Ketamine Addiction Facts and Statistics
Compared to drugs like cocaine, marijuana, and heroin, there aren’t many available ketamine facts and statistics. The drug has its place in the medical community, and could potentially be a breakthrough treatment for severe depression. In March 2019, the FDA approved a new ketamine-based drug for use in people with depression that haven’t responded to other treatment methods.
Emergency department visits for illicit drugs of all kinds, including ketamine, continue rising, according to data collected between 2004 and 2011 by the Drug Abuse Warning Network. Additionally, out of more than two million emergency room visits in 2011, 1,550 were for ketamine use. That’s up from 303 in 2005.
A 2017 Substance Abuse and Mental Health Services Administration (SAMHSA) study found that 1.4 million people ages 12 and older were current (past month) hallucinogen users. This includes ketamine users. The percentage of the population reporting using hallucinogenic drugs like ketamine breaks down into the following age groups:
- Teens ages 12–17: 0.6%
- Young adults ages 18–25: 1.7%
- Adults age 26 or older: 0.3%
Ketamine date rape statistics show that it’s among the more commonly used date rape drugs.

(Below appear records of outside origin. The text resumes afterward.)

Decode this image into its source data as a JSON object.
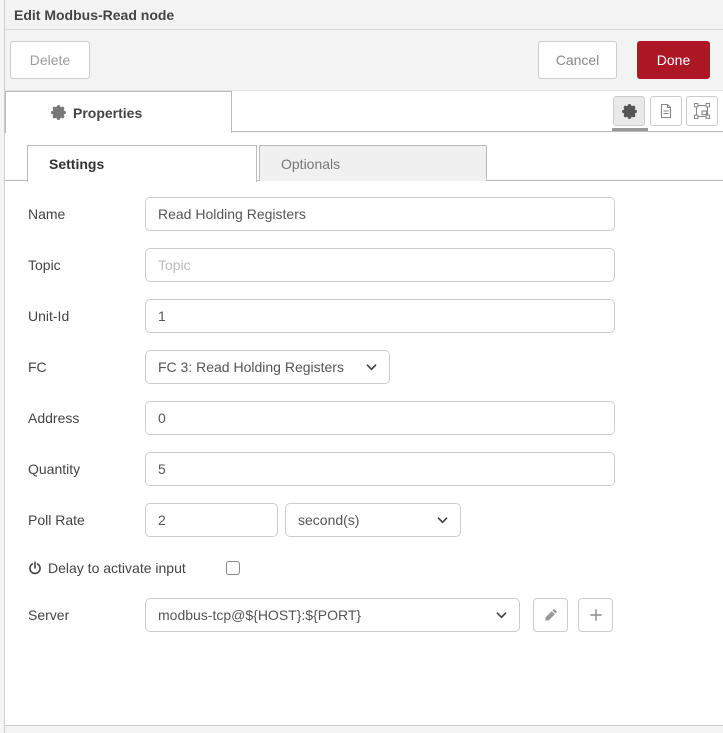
{
  "window": {
    "title": "Edit Modbus-Read node"
  },
  "toolbar": {
    "delete_label": "Delete",
    "cancel_label": "Cancel",
    "done_label": "Done"
  },
  "panel_tab": {
    "label": "Properties"
  },
  "tabs": {
    "settings": "Settings",
    "optionals": "Optionals"
  },
  "form": {
    "name": {
      "label": "Name",
      "value": "Read Holding Registers"
    },
    "topic": {
      "label": "Topic",
      "placeholder": "Topic"
    },
    "unit_id": {
      "label": "Unit-Id",
      "value": "1"
    },
    "fc": {
      "label": "FC",
      "value": "FC 3: Read Holding Registers"
    },
    "address": {
      "label": "Address",
      "value": "0"
    },
    "quantity": {
      "label": "Quantity",
      "value": "5"
    },
    "poll_rate": {
      "label": "Poll Rate",
      "value": "2",
      "unit": "second(s)"
    },
    "delay": {
      "label": "Delay to activate input",
      "checked": false
    },
    "server": {
      "label": "Server",
      "value": "modbus-tcp@${HOST}:${PORT}"
    }
  },
  "icons": {
    "panel": [
      "gear-icon",
      "doc-icon",
      "appearance-icon"
    ],
    "server_actions": [
      "edit-icon",
      "add-icon"
    ]
  },
  "colors": {
    "accent_red": "#AD1625",
    "header_bg": "#f3f3f3",
    "border": "#cccccc",
    "inactive_tab_bg": "#f0f0f0"
  }
}
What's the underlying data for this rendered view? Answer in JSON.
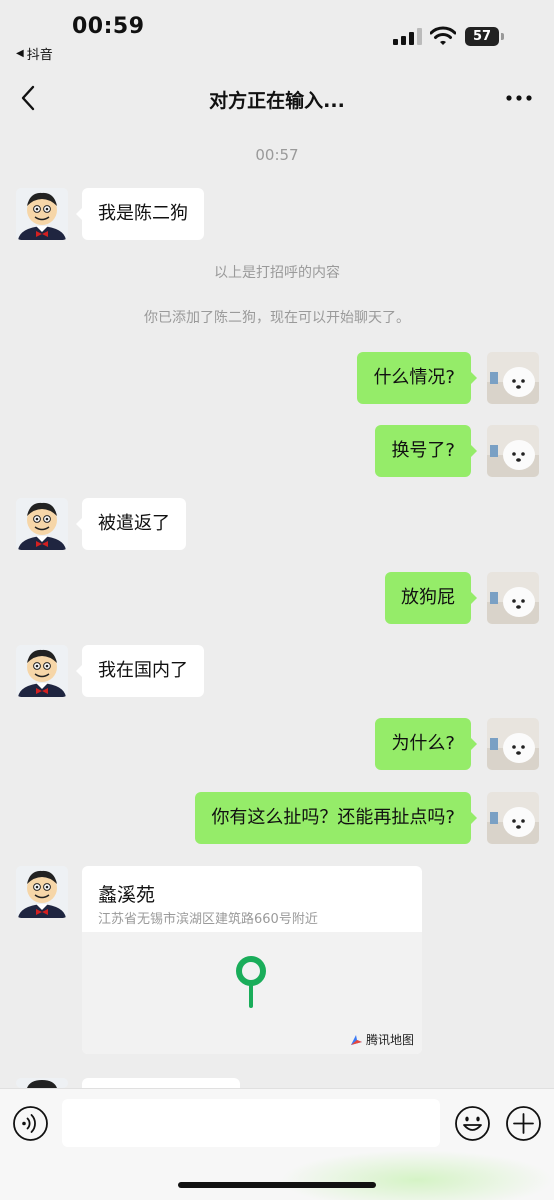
{
  "status_bar": {
    "time": "00:59",
    "back_app": "抖音",
    "battery": "57"
  },
  "nav": {
    "title": "对方正在输入..."
  },
  "chat": {
    "timestamp": "00:57",
    "system_greeting": "以上是打招呼的内容",
    "system_added": "你已添加了陈二狗，现在可以开始聊天了。",
    "messages": [
      {
        "from": "contact",
        "text": "我是陈二狗"
      },
      {
        "from": "me",
        "text": "什么情况?"
      },
      {
        "from": "me",
        "text": "换号了?"
      },
      {
        "from": "contact",
        "text": "被遣返了"
      },
      {
        "from": "me",
        "text": "放狗屁"
      },
      {
        "from": "contact",
        "text": "我在国内了"
      },
      {
        "from": "me",
        "text": "为什么?"
      },
      {
        "from": "me",
        "text": "你有这么扯吗？还能再扯点吗?"
      }
    ],
    "location": {
      "name": "蠡溪苑",
      "address": "江苏省无锡市滨湖区建筑路660号附近",
      "brand": "腾讯地图"
    }
  },
  "input_bar": {
    "placeholder": ""
  },
  "colors": {
    "background": "#ededed",
    "outgoing_bubble": "#95ec69",
    "incoming_bubble": "#ffffff",
    "map_pin": "#1aad5a"
  }
}
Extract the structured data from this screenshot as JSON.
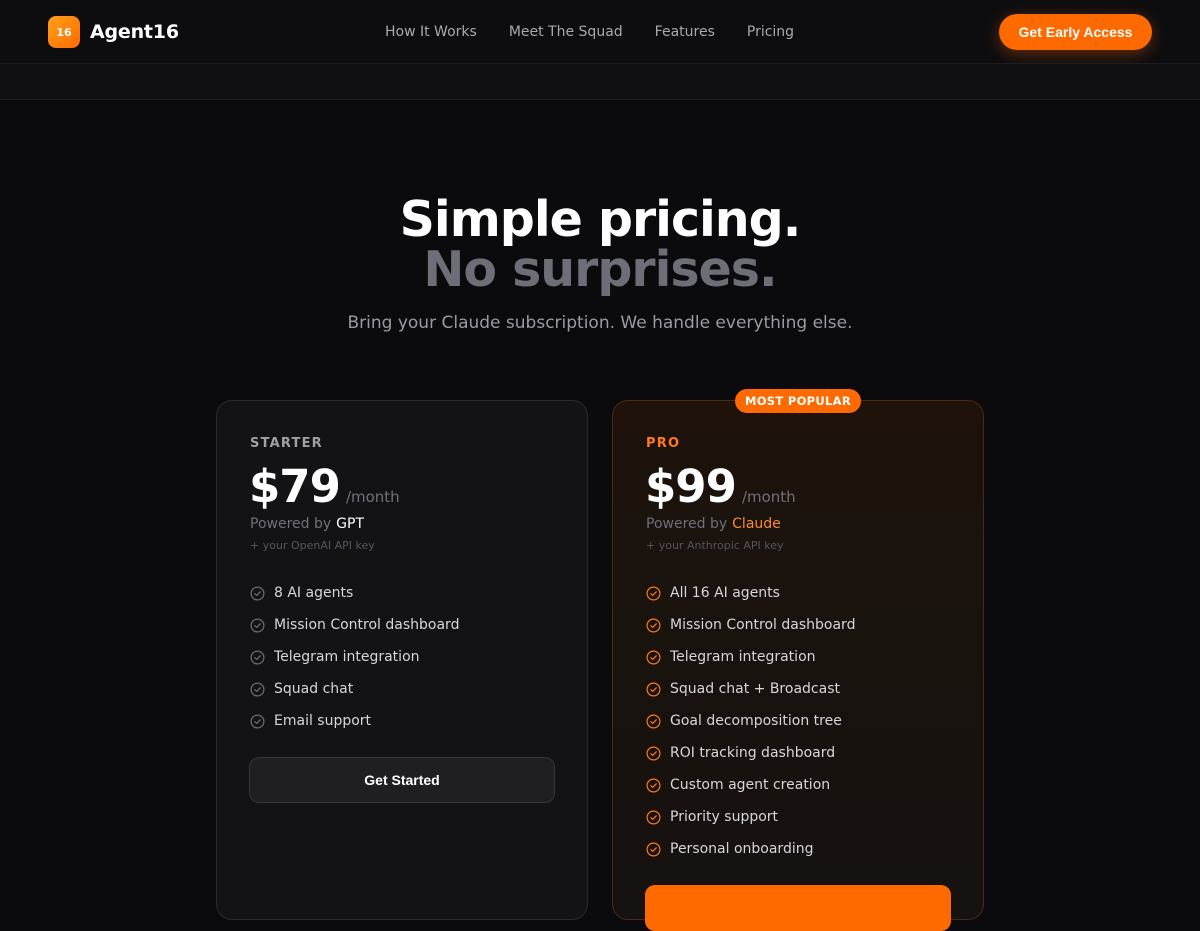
{
  "header": {
    "logo_badge": "16",
    "brand": "Agent16",
    "nav": [
      {
        "label": "How It Works"
      },
      {
        "label": "Meet The Squad"
      },
      {
        "label": "Features"
      },
      {
        "label": "Pricing"
      }
    ],
    "cta_label": "Get Early Access"
  },
  "hero": {
    "headline_line1": "Simple pricing.",
    "headline_line2": "No surprises.",
    "subheadline": "Bring your Claude subscription. We handle everything else."
  },
  "plans": [
    {
      "name": "STARTER",
      "price": "$79",
      "period": "/month",
      "powered_prefix": "Powered by",
      "powered_model": "GPT",
      "api_note": "+ your OpenAI API key",
      "features": [
        "8 AI agents",
        "Mission Control dashboard",
        "Telegram integration",
        "Squad chat",
        "Email support"
      ],
      "button_label": "Get Started"
    },
    {
      "badge": "MOST POPULAR",
      "name": "PRO",
      "price": "$99",
      "period": "/month",
      "powered_prefix": "Powered by",
      "powered_model": "Claude",
      "api_note": "+ your Anthropic API key",
      "features": [
        "All 16 AI agents",
        "Mission Control dashboard",
        "Telegram integration",
        "Squad chat + Broadcast",
        "Goal decomposition tree",
        "ROI tracking dashboard",
        "Custom agent creation",
        "Priority support",
        "Personal onboarding"
      ],
      "button_label": ""
    }
  ],
  "colors": {
    "accent": "#ff6a00",
    "background": "#0b0b0d",
    "card_starter": "#131316",
    "check_muted": "#6e6e78",
    "check_accent": "#ff7a1a"
  },
  "icons": {
    "feature_check": "check-circle-icon"
  }
}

Ketamine and other date rape drugs are sometimes called “club drugs” because people often use them at parties, concerts, bars or dance clubs. Nearly 11 million women in the U.S. report being raped while drunk or under the influence of ketamine or other date rape drugs. It’s colorless and odorless. Predators can easily slip it into someone’s drink. Additionally, intentional misuse of ketamine impairs judgment and can leave the person using it vulnerable.
Ketamine Addiction, Abuse & Treatment Trends in South Florida
South Florida is embracing ketamine’s legal use for treating severe depression. Infusion centers have opened throughout the region in response to the FDA’s approval of ketamine as a treatment option for people who have treatment-resistant depression.